Savary Géraldine · Ständerat · 2012-03-12
Savary Géraldine · Ständerat · Waadt · Sozialdemokratische Fraktion · 2012-03-12
Wortprotokoll
Avant l'apéritif, quelques mots sur ce domaine central pour notre avenir qu'est la formation et la [PAGE 179] recherche. Je vis aujourd'hui comme certains d'entre vous le troisième débat, ou pré-débat, sur le message formation, recherche et innovation - troisième débat au fond où on se positionne sur un domaine qui a considérablement changé.
Si je fais un petit retour en arrière sur cette longue carrière parlementaire que je commence à avoir, je me rends compte que par les débats que nous avons ici au Parlement, au Conseil national comme au Conseil des Etats, sur les enjeux de la formation et les investissements que nous souhaitons lui consacrer, la volonté politique que nous avons manifestée dans ces exercices autour du message FRI, le domaine de la formation, année après année, est devenu un secteur prioritaire pour la politique suisse.
On constate que le paysage des hautes écoles s'est considérablement modifié - en bien: il y a des collaborations, nous avons maintenant la loi sur le paysage des hautes écoles -, on constate que les programmes européens ont pris un essor absolument extraordinaire, on constate enfin que nos hautes écoles sont régulièrement dans les premières à être citées au niveau international. Bref, la volonté qu'on a manifestée les uns et les autres autour des messages FRI ont eu un impact réel sur la place que nos hautes écoles ont dans notre pays. Je crois que nous en sommes aussi les acteurs, et c'est une bonne chose.
Donc, même si cet exercice de discussion autour du message FRI paraît à chaque fois identique, le domaine de la formation s'est développé, il s'est déployé, et ceci grâce aux discussions et à la volonté politique que nous avons manifestée. La chose qui, au fond, reste au coeur de nos discussions de façon récurrente, c'est la question de l'argent; à chaque fois, le manque d'argent sollicite nos débats, nos réflexions, notre action, et il suscite un certain nombre de discussions.

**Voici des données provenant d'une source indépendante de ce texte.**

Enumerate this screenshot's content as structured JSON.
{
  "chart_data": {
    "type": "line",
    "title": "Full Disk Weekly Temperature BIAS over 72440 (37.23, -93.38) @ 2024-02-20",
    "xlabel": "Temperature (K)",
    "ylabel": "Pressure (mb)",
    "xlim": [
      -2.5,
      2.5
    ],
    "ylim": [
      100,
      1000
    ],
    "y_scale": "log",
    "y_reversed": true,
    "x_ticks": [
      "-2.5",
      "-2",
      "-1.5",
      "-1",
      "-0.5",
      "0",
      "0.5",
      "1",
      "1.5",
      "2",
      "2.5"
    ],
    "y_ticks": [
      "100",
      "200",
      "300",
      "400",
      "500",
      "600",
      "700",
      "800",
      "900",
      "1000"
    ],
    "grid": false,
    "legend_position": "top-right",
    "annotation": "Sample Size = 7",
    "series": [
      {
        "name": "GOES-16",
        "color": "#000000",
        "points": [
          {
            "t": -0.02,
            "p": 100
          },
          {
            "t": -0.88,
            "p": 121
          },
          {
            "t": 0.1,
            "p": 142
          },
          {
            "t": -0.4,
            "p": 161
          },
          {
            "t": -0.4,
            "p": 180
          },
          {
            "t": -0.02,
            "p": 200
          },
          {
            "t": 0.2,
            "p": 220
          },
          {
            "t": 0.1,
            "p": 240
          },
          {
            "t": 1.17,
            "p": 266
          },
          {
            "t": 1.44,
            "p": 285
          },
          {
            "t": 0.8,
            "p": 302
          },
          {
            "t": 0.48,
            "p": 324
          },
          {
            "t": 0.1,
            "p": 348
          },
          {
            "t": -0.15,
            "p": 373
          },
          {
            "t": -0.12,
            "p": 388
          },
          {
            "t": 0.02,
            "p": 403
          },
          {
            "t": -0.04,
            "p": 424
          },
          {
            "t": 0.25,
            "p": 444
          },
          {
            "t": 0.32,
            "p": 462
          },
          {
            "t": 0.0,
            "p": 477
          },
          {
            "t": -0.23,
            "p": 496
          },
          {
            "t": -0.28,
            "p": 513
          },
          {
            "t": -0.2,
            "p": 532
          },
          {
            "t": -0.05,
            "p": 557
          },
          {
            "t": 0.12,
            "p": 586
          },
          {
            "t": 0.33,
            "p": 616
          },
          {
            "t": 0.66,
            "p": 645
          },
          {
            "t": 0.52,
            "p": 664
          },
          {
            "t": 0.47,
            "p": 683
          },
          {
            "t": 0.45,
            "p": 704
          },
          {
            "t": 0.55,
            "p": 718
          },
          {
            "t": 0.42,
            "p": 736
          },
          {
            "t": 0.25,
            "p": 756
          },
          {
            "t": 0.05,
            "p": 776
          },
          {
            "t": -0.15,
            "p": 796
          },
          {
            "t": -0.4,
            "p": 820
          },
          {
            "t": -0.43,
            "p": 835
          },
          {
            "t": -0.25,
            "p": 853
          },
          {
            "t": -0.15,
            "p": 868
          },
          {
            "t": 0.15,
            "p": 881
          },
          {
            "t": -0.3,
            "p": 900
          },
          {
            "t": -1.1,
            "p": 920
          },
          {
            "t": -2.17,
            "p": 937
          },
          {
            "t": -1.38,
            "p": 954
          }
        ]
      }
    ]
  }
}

Dans l'exercice que nous avons à faire aujourd'hui, avec la motion Fetz d'abord et l'analyse du message FRI ensuite, on se rend compte que même si les moyens que le Conseil fédéral propose d'engager sont importants, ils ne suffisent pas. On constate surtout, Madame Fetz l'a dit tout à l'heure, que le calendrier sur lequel s'inscrivent ces moyens financiers paraît inapproprié. Cela a été rappelé: le message FRI indique 3,7 pour cent de croissance annuelle moyenne; mais cette croissance n'est pas régulière, c'est 1,5 à 2,5 pour cent d'augmentation sur les deux premières années et 5 pour cent sur les fins de période. Cela montre que l'exercice est déséquilibré du point de vue financier, puisque nous avons les deux premières années où les moyens engagés ne permettent pas de couvrir le nombre d'étudiants - alors que dire des investissements à consentir, de la relève, de la recherche, des nouveaux projets à entreprendre? - et nous avons les deux dernières années du message où les sommes promises ne sont pas gravées dans le marbre; on sait qu'on a un programme d'économies lié à l'achat d'avions de combat qui va peser de façon importante sur le message FRI. Cette instabilité financière prétérite fortement la recherche et la formation en Suisse.
Je prendrai un exemple pour terminer: si vous arrosez la plus belle fleur de votre jardin parfois avec une toute petite goutte d'eau et parfois en y versant tout le contenu de votre seau, sans doute que cette fleur va mourir soit par manque d'eau, soit par noyade, parce qu'il n'y a pas de stabilité dans la manière de la traiter. Vous risquez ainsi d'avoir un jardin complètement triste, riquiqui - si je peux me permettre l'expression - à la fin de l'exercice. Donc si nous voulons un domaine de la formation fort, je vous invite à soutenir la motion Fetz. Et si cette motion est rejetée, je vous invite à vous engager lors des travaux de notre commission pour que le calendrier des investissements et des budgets soit lissé et qu'ainsi il y ait une meilleure répartition des moyens par la Confédération et par les cantons.